I hadn’t thought of my annual hobby in any theological way before that. It never dawned on me that I should. But I did then, and the old habit has stuck with me ever since.

Don’t get me wrong – I’m not trying to suggest that there is a particular theology of Christmas lights. Perhaps the tradition did start with some symbol of the Bethlehem star or of Christ being the light of the world. I tried a quick internet search and found conflicting theories of their origin. It hardly matters, since if there had been a theological meaning, that meaning is lost to the mainstream of even Christians today. And even if there is a theological meaning, lights fall well in the boundaries of Christian freedom. You do not sin in failing to put up lights. You do not sin if you do. At least assuming that you do or do not to honor God.

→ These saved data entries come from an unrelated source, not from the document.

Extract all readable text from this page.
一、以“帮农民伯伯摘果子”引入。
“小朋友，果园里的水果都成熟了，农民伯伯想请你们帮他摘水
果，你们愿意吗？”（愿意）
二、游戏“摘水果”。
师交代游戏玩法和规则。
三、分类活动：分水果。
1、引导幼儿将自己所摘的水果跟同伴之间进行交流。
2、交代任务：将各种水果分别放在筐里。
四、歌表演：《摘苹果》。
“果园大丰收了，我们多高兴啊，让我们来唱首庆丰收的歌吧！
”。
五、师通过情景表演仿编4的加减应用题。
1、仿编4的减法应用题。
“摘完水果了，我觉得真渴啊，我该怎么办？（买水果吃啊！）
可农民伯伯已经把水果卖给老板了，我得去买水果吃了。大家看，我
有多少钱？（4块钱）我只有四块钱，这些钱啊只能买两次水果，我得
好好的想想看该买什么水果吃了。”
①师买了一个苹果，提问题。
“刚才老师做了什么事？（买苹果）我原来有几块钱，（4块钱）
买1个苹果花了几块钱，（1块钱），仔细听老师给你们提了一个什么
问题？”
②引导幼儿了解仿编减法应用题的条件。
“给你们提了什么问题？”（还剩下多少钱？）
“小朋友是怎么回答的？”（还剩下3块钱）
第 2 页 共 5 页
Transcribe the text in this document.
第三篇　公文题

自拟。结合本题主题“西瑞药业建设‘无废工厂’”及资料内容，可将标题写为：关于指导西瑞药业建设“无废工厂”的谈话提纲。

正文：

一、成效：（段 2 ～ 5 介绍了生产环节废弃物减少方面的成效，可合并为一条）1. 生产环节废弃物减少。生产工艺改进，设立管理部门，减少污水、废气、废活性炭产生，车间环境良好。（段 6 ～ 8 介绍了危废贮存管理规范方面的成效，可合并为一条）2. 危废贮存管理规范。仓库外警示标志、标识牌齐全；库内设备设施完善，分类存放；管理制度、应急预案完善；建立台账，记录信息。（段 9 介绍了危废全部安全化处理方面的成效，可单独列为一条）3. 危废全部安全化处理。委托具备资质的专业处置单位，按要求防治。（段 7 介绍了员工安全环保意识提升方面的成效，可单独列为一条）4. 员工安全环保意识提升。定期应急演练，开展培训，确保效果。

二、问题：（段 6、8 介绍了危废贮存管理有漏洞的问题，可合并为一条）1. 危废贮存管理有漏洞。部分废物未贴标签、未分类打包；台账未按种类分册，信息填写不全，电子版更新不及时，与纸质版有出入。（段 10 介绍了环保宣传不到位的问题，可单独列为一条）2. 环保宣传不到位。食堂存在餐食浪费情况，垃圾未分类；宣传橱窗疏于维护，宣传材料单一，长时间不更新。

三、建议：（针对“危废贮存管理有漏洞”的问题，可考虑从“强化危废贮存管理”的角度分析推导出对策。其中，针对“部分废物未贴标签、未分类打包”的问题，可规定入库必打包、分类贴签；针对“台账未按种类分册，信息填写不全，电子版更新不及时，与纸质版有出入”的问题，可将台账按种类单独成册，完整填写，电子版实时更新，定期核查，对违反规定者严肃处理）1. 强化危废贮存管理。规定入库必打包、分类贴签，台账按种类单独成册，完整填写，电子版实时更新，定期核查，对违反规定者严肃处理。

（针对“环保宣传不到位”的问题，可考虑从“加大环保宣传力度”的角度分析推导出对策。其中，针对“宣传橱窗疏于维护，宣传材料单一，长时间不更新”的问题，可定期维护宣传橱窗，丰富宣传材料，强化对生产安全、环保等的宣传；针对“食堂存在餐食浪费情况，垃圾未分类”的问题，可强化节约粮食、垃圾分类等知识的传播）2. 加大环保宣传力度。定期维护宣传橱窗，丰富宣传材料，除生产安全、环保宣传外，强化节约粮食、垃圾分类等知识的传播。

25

At the same time, there is nothing inherently wrong in seeking the meaning in this holiday that was meant to be there from the very beginning – a celebration of the incarnation. There are certain aspects of the season that can swell the heart with awe and wonder. There are other aspects that can make you cringe at the greed and commercialism of our culture. It’s not a bad habit to avoid the latter and embrace the former.

It was a small comment from my friend, but since then my mind has every year jumped to the majesty of our Creator, the innocence of the Lamb of God, and the hope of this event we are celebrating in Christmas. Most others who pass by will not see these things. The people who put up the lights probably aren’t thinking of them. And yet there is a yearning in so many during the Christmas season, a childlike wonder, an innocent hope, that transitions very well into a discussion of the Gospel.

“For God so loved the world, that he gave his only Son, that whoever believes in him should not perish but have eternal life” (John 3:16). It was a wonderful gift from a friend that this truth comes to mind whenever I see Christmas lights. I pray that never changes, no matter what the next trend in lights may be.